Sonu gelen ayın özeti, devlet babanın temellerini attığı söylenen şeyin barıştan başka her şeye benzediğini söylüyor bize:
DEM Parti’ye yönelik adli-polisiye-idari saldırılar berdevam, kayyım kayyım üstüne seçmen iradesi çalınıyor.
- Altı Kürt gazeteci daha “terör” denilerek hapse atıldı.
- İstanbul Barosu yönetim kurulu üyesi Av. Fırat Epözdemir daha önce takipsizlik verilmiş bir dosya bahane edilerek, delil filan gösterilmeden tutuklandı. Zaten Baro’nun kendisi de yeni bir serbest atış hedefi çünkü başkan İbrahim Kaboğlu, Kürt avukatlarla kurulan bir ittifak neticesinde seçildi.
- Ana muhalefet partisinin belediye başkanları, İBB Başkanı İmamoğlu dahil poligondaki hedef kartonları gibi hukuk görünümlü siyasi ateş altında. İmamoğlu’na peş peşe soruşturma açılıyor, “Bilirkişi tarafsız” dediği için bile soruşturuluyor.
- Aynı çatışma sahasında ülkenin en büyük televizyon kanallarından birinin yayın yönetmeni tutuklandı, suç olmayan bir fiil nedeniyle.
- Dizi-sinema sektöründe “tekelleşme” martavalıyla koparılan gürültü “hükümeti ortadan kaldırma” sinsiliğiyle siyasi davaya dönüştürüldü, Ayşe Barım tutuklandı. “Gezi eylemlerine biz kendimiz gittik, Ayşe Barım yönlendirmedi” diye ifade veren iki oyunca (Halit Ergenç ve Rıza ) “yalan şahitlik”ten soruşturuluyor.
Bütün bunlar olurken rejimin ve onun mecbur bıraktığı toplumsal koşulların karakterini en iyi sergileyen bir facia meydana geldi: Tek gayesi parası olanlara daha çok para kazandırmak olan rejimin denetimsizliğe ve vurdumduymazlığa dayalı idare biçimi nedeniyle bir otelde çıkan yangıdan 79 kişi can verdi. En son “bilirkişi” meselesi bir başka hukuk (ve gazetecilik) faciasına dönüştü.
Alıştığımız, bildiğimiz durumlar devam ediyor denilebilir ama bu “devam” rutin devam değil, nitelik değişiklikleriyle sürüyor: Bilirkişi meselesinde hem gazetecilik anlayışı hem de hukuk açısından, Ayşe Barım ve Fırat Epözdemir meselesinde hukuk açısından “şimdiye kadar görülmemiş” şeyler oldu. Daha beteri yok diyecekken, “Beterin beteri var” lafı bir daha doğrulanıyor. Bu iki meseleyi ele aldıktan sonra “barış” meselesine döneceğim. En sondan başlayacağım, “Yaptıkları gazetecilik değil, izinsiz kayıt suçtur” teranesinden.
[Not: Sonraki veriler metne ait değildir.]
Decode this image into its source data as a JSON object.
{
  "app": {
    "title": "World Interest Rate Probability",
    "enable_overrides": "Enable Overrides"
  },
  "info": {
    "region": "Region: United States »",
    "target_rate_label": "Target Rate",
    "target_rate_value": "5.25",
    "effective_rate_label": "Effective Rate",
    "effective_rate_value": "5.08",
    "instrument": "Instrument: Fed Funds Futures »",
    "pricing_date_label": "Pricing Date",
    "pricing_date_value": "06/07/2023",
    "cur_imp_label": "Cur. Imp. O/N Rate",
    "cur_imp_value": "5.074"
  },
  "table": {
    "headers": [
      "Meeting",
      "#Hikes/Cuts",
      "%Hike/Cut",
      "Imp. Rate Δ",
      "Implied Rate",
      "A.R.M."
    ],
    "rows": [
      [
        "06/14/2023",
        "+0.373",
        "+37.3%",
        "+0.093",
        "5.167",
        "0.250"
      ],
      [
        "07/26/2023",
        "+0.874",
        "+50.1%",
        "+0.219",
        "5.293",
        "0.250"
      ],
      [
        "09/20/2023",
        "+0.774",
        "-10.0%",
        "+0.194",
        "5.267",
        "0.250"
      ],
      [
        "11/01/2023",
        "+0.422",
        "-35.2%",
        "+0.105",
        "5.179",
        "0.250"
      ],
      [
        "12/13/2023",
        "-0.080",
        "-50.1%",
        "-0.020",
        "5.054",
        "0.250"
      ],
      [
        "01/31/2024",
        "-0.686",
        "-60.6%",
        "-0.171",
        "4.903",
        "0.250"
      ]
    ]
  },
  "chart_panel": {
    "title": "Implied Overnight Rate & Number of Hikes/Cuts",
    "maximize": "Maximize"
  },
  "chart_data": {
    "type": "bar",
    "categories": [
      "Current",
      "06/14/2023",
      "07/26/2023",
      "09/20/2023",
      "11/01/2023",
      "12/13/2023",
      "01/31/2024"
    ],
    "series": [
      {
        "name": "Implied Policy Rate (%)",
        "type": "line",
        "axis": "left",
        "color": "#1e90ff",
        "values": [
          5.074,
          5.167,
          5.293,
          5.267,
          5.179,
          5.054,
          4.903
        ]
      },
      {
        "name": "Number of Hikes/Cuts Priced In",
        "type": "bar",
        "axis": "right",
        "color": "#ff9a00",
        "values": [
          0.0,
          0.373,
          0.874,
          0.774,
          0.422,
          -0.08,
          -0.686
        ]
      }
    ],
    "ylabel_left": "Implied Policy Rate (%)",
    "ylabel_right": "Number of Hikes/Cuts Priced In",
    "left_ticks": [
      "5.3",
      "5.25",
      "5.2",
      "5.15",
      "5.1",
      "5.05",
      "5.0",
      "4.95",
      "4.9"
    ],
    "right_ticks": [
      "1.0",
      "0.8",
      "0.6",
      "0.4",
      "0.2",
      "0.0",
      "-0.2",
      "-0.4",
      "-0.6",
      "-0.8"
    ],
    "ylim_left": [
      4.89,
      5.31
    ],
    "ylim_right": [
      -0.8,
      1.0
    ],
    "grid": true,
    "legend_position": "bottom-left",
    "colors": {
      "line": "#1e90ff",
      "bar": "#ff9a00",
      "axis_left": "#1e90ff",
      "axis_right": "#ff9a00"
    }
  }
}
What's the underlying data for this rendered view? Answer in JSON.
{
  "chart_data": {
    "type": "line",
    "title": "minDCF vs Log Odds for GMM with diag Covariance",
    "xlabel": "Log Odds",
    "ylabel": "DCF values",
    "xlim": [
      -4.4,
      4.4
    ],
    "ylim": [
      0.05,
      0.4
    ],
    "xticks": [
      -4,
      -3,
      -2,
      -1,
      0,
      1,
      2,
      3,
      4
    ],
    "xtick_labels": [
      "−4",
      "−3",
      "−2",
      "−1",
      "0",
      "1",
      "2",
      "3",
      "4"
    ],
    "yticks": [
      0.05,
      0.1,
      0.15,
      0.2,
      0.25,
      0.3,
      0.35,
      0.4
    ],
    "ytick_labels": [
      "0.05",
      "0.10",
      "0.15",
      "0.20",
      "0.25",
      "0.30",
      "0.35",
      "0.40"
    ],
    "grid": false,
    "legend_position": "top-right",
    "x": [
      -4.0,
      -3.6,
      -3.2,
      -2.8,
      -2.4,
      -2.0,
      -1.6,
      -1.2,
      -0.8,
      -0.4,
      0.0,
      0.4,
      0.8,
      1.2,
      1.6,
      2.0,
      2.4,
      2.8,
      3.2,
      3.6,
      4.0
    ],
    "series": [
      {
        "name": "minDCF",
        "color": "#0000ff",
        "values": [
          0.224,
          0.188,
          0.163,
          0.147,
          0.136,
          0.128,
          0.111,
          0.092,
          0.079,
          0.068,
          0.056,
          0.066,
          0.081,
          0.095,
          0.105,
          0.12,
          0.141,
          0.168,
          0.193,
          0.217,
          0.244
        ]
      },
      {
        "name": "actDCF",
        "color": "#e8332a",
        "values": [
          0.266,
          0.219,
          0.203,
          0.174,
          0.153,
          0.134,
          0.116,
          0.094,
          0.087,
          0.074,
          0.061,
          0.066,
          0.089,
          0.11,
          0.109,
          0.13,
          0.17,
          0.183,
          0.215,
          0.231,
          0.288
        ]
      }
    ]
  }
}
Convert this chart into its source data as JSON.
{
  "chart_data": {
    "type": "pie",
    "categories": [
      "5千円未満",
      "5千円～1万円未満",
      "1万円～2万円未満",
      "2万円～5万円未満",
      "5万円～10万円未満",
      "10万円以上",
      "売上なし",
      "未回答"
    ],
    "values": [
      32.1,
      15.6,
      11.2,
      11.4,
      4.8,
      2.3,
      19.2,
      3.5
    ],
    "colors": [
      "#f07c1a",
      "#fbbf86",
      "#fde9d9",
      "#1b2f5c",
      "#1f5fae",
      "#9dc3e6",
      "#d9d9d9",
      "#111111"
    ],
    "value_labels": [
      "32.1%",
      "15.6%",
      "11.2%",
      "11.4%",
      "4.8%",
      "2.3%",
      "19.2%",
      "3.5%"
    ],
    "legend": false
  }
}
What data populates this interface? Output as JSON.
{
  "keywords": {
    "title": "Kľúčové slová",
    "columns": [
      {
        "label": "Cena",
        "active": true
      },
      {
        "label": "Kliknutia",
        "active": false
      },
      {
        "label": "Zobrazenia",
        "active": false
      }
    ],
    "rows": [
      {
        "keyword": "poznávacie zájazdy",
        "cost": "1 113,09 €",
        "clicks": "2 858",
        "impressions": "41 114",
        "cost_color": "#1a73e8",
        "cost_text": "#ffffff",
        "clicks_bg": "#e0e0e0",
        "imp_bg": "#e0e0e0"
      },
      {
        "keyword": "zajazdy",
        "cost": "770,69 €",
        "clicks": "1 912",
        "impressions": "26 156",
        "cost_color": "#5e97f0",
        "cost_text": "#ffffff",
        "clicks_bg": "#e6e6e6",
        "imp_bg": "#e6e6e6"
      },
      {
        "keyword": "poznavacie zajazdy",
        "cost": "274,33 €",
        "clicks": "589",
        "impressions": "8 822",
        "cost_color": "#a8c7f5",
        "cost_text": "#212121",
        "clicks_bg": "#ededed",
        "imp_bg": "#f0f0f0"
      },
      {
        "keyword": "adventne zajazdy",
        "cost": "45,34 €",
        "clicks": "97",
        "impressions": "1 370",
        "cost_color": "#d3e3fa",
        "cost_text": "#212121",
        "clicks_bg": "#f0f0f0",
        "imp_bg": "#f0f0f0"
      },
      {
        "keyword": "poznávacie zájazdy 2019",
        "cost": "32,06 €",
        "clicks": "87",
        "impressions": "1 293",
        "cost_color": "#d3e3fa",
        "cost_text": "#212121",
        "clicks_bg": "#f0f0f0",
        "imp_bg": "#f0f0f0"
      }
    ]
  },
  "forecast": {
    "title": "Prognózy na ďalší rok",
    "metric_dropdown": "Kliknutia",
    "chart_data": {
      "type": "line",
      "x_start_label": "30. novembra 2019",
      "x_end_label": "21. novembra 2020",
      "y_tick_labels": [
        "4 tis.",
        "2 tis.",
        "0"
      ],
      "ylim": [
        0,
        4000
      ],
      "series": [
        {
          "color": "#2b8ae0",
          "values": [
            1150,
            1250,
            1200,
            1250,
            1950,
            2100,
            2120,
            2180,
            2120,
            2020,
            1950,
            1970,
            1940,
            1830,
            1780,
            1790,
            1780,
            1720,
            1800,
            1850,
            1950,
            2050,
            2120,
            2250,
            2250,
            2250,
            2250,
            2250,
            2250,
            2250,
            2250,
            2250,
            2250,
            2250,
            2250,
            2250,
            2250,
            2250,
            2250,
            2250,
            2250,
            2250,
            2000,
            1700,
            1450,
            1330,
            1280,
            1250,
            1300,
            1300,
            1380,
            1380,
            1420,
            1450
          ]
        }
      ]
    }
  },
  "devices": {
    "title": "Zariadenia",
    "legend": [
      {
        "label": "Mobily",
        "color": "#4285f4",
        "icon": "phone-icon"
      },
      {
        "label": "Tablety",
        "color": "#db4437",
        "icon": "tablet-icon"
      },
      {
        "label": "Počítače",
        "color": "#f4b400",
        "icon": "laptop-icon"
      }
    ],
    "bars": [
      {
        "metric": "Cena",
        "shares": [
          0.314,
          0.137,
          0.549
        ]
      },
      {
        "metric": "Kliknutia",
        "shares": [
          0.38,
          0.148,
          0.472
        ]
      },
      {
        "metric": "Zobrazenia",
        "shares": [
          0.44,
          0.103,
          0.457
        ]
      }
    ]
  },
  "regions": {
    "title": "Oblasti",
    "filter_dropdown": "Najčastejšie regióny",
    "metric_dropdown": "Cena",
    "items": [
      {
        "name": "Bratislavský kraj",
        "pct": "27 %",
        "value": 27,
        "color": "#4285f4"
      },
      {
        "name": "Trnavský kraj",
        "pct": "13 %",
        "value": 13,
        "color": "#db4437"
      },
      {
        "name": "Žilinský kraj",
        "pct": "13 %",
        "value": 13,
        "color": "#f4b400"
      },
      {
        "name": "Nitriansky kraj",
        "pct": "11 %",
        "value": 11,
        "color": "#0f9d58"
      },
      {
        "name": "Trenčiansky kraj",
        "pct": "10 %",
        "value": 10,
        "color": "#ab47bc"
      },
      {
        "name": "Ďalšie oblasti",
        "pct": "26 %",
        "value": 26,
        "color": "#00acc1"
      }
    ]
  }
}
Bilirkişi meselesini ilk olarak İstanbul Büyükşehir Belediye Başkanı Ekrem İmamoğlu bir basın toplantısıyla gündeme getirdi: Satılmış Büyükcanayakın isimli bilirkişinin daha önce sahte rapor vermekten (ağır cezada) yargılanıp yargılanmadığını soruyor ve ekliyordu: “Eğer bir konu İBB’yi ve Ekrem İmamoğlu’nu ilgilendiriyorsa, savcıların konuyu bize bağlama arzusu varsa, bilin ki maharetli bilirkişi Satılmış Bey de o dosyaya eklemleniyor".
Büyükcanayakın ertesi gün (iktidarın yayın organlarından Yeni Şafak’tan) cevap verdi, o sadece belgelere bakarak rapor yazardı, hukukun gereği neyse onu yapardı. Bu cevaplar anlaşılırdı elbette ama bunlarla yetinmeyip şunları da söyleyiverdi: “Yarası olan gocunuyor. 2010’da AK Parti ve MHP belediyeleri hakkında da olumsuz raporlarım oldu. Ancak kimse ses çıkarmadı. Bunların yarası büyük. Aba altından sopa gösteriyorlar”.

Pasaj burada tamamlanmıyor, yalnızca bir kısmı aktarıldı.